Whether it's his numerous failed business ventures or the shady claims in his financial documents, Trump's dealings have landed him millions of dollars in debt and there's reason to believe some of them operated outside the law.

Among Trump's properties, his two resorts in Scotland have proven to be the most financially unstable, with neither turning a profit since they opened.

The resorts, Turnberry near Glasgow and Trump Golf Links International in Aberdeenshire, are "dependent on loans from Trump and US-owned entities to stay afloat," according to Business Insider. The UK's Companies House records indicate the properties are £113,425,000 (around $160 million) and £44,400,049 (around $63 million) respectively.

But, according to the Companies House reports, the loans were created in British Pound Sterling and issued interest-free. Compared to the U.S. dollar, the pound's value has plummeted since Trump issued the loans. As a result, when those loans are paid out in dollars, Trump will receive significantly less than what he originally doled out—tens of millions of dollars less in fact.

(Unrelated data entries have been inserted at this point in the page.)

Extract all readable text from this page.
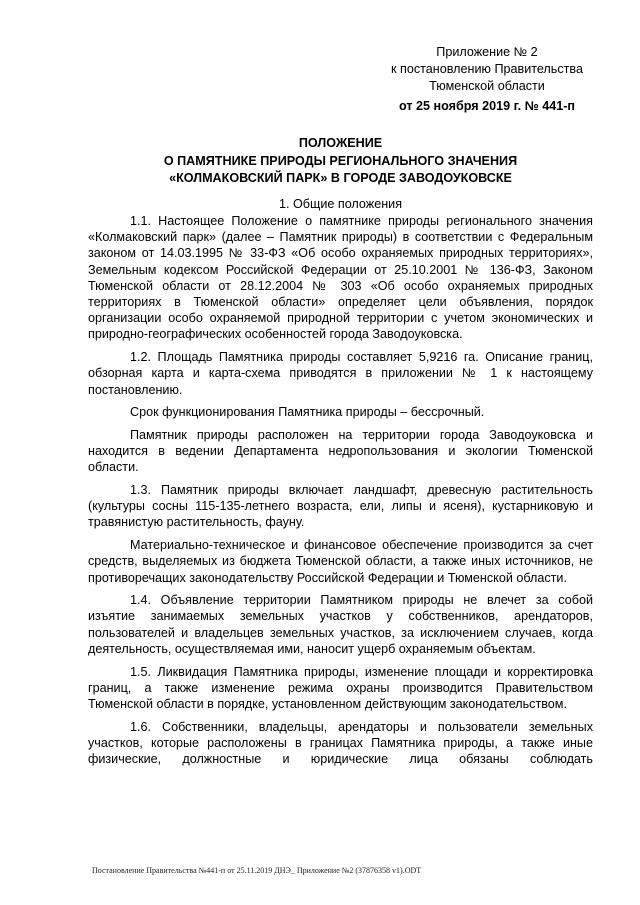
Приложение № 2
к постановлению Правительства
Тюменской области
от 25 ноября 2019 г. № 441-п
ПОЛОЖЕНИЕ
О ПАМЯТНИКЕ ПРИРОДЫ РЕГИОНАЛЬНОГО ЗНАЧЕНИЯ
«КОЛМАКОВСКИЙ ПАРК» В ГОРОДЕ ЗАВОДОУКОВСКЕ
1. Общие положения

1.1. Настоящее Положение о памятнике природы регионального значения «Колмаковский парк» (далее – Памятник природы) в соответствии с Федеральным законом от 14.03.1995 № 33-ФЗ «Об особо охраняемых природных территориях», Земельным кодексом Российской Федерации от 25.10.2001 № 136-ФЗ, Законом Тюменской области от 28.12.2004 № 303 «Об особо охраняемых природных территориях в Тюменской области» определяет цели объявления, порядок организации особо охраняемой природной территории с учетом экономических и природно-географических особенностей города Заводоуковска.

1.2. Площадь Памятника природы составляет 5,9216 га. Описание границ, обзорная карта и карта-схема приводятся в приложении № 1 к настоящему постановлению.

Срок функционирования Памятника природы – бессрочный.

Памятник природы расположен на территории города Заводоуковска и находится в ведении Департамента недропользования и экологии Тюменской области.

1.3. Памятник природы включает ландшафт, древесную растительность (культуры сосны 115-135-летнего возраста, ели, липы и ясеня), кустарниковую и травянистую растительность, фауну.

Материально-техническое и финансовое обеспечение производится за счет средств, выделяемых из бюджета Тюменской области, а также иных источников, не противоречащих законодательству Российской Федерации и Тюменской области.

1.4. Объявление территории Памятником природы не влечет за собой изъятие занимаемых земельных участков у собственников, арендаторов, пользователей и владельцев земельных участков, за исключением случаев, когда деятельность, осуществляемая ими, наносит ущерб охраняемым объектам.

1.5. Ликвидация Памятника природы, изменение площади и корректировка границ, а также изменение режима охраны производится Правительством Тюменской области в порядке, установленном действующим законодательством.

1.6. Собственники, владельцы, арендаторы и пользователи земельных участков, которые расположены в границах Памятника природы, а также иные физические, должностные и юридические лица обязаны соблюдать

Постановление Правительства №441-п от 25.11.2019 ДНЭ_ Приложение №2 (37876358 v1).ODT
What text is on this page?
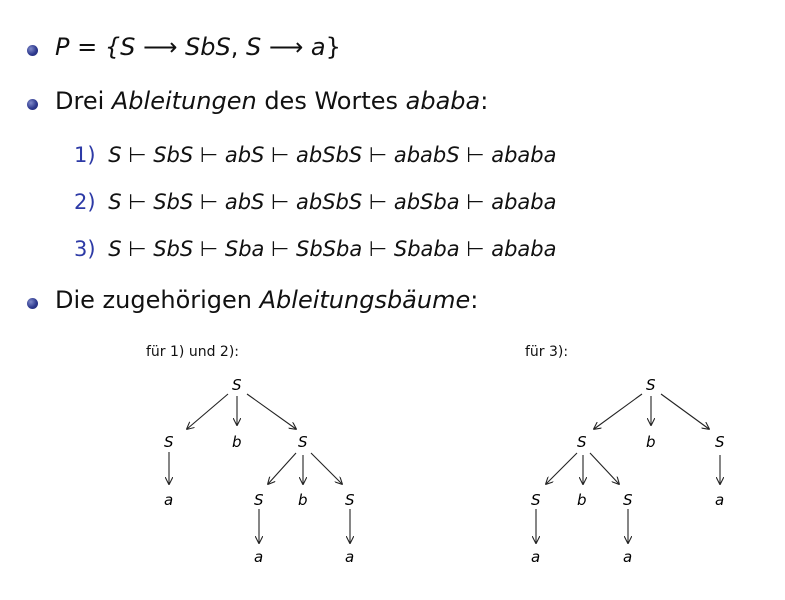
P = {S ⟶ SbS, S ⟶ a}
Drei Ableitungen des Wortes ababa:
1) S ⊢ SbS ⊢ abS ⊢ abSbS ⊢ ababS ⊢ ababa
2) S ⊢ SbS ⊢ abS ⊢ abSbS ⊢ abSba ⊢ ababa
3) S ⊢ SbS ⊢ Sba ⊢ SbSba ⊢ Sbaba ⊢ ababa
Die zugehörigen Ableitungsbäume:
für 1) und 2):	für 3):
S
S	b	S
a	S b S
a	a
S
S	b	S
a
S b S
a	a
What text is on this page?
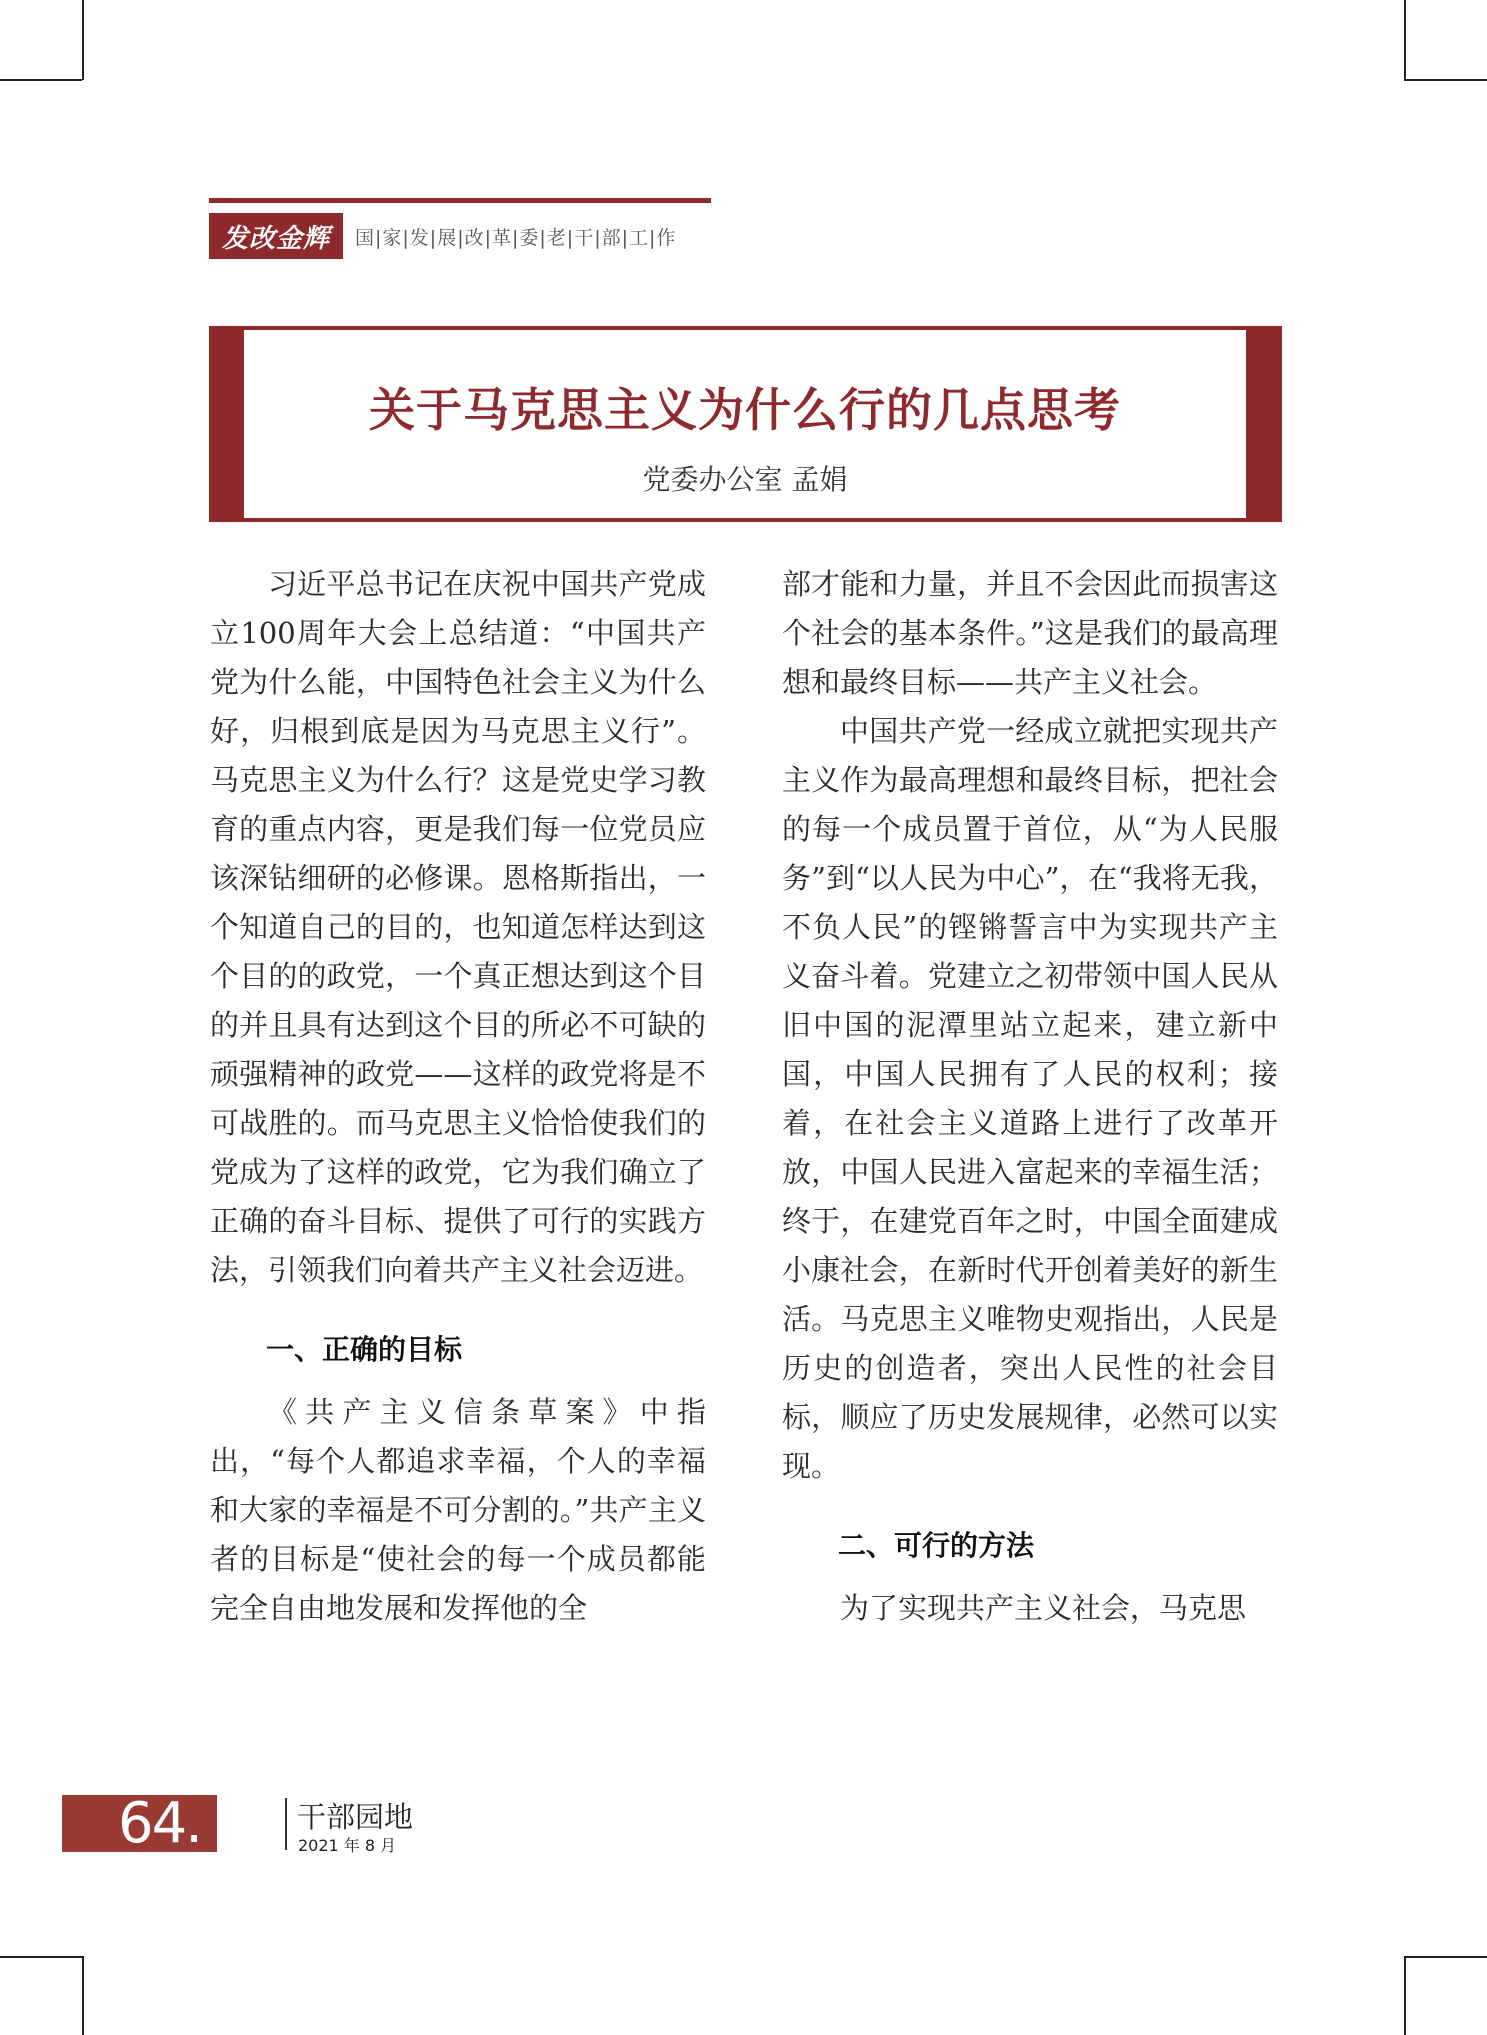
发改金辉 国|家|发|展|改|革|委|老|干|部|工|作
关于马克思主义为什么行的几点思考
党委办公室 孟娟

习近平总书记在庆祝中国共产党成立100周年大会上总结道：“中国共产党为什么能，中国特色社会主义为什么好，归根到底是因为马克思主义行”。马克思主义为什么行？这是党史学习教育的重点内容，更是我们每一位党员应该深钻细研的必修课。恩格斯指出，一个知道自己的目的，也知道怎样达到这个目的的政党，一个真正想达到这个目的并且具有达到这个目的所必不可缺的顽强精神的政党——这样的政党将是不可战胜的。而马克思主义恰恰使我们的党成为了这样的政党，它为我们确立了正确的奋斗目标、提供了可行的实践方法，引领我们向着共产主义社会迈进。

一、正确的目标

《共产主义信条草案》中指出，“每个人都追求幸福，个人的幸福和大家的幸福是不可分割的。”共产主义者的目标是“使社会的每一个成员都能完全自由地发展和发挥他的全

部才能和力量，并且不会因此而损害这个社会的基本条件。”这是我们的最高理想和最终目标——共产主义社会。

中国共产党一经成立就把实现共产主义作为最高理想和最终目标，把社会的每一个成员置于首位，从“为人民服务”到“以人民为中心”，在“我将无我，不负人民”的铿锵誓言中为实现共产主义奋斗着。党建立之初带领中国人民从旧中国的泥潭里站立起来，建立新中国，中国人民拥有了人民的权利；接着，在社会主义道路上进行了改革开放，中国人民进入富起来的幸福生活；终于，在建党百年之时，中国全面建成小康社会，在新时代开创着美好的新生活。马克思主义唯物史观指出，人民是历史的创造者，突出人民性的社会目标，顺应了历史发展规律，必然可以实现。

二、可行的方法

为了实现共产主义社会，马克思

64.	干部园地
2021 年 8 月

Business Insider spoke to investment analyst Stephen Clapham, who said Trump's loss results from his failure to hedge his investments:

"Hedging is what every business does unless there's a specific reason you can't do it - for example, you're investing in ... somewhere where the capital markets aren't developed enough to allow you to hedge the currency ... The most likely explanation is that Trump has made this loan and incurred a significant loss."

Trump's purported business acumen once again saw skepticism.






Others speculated the loss was part of a money laundering scheme, though there's no evidence now to support that claim.



Either way, it doesn't look good for Trump.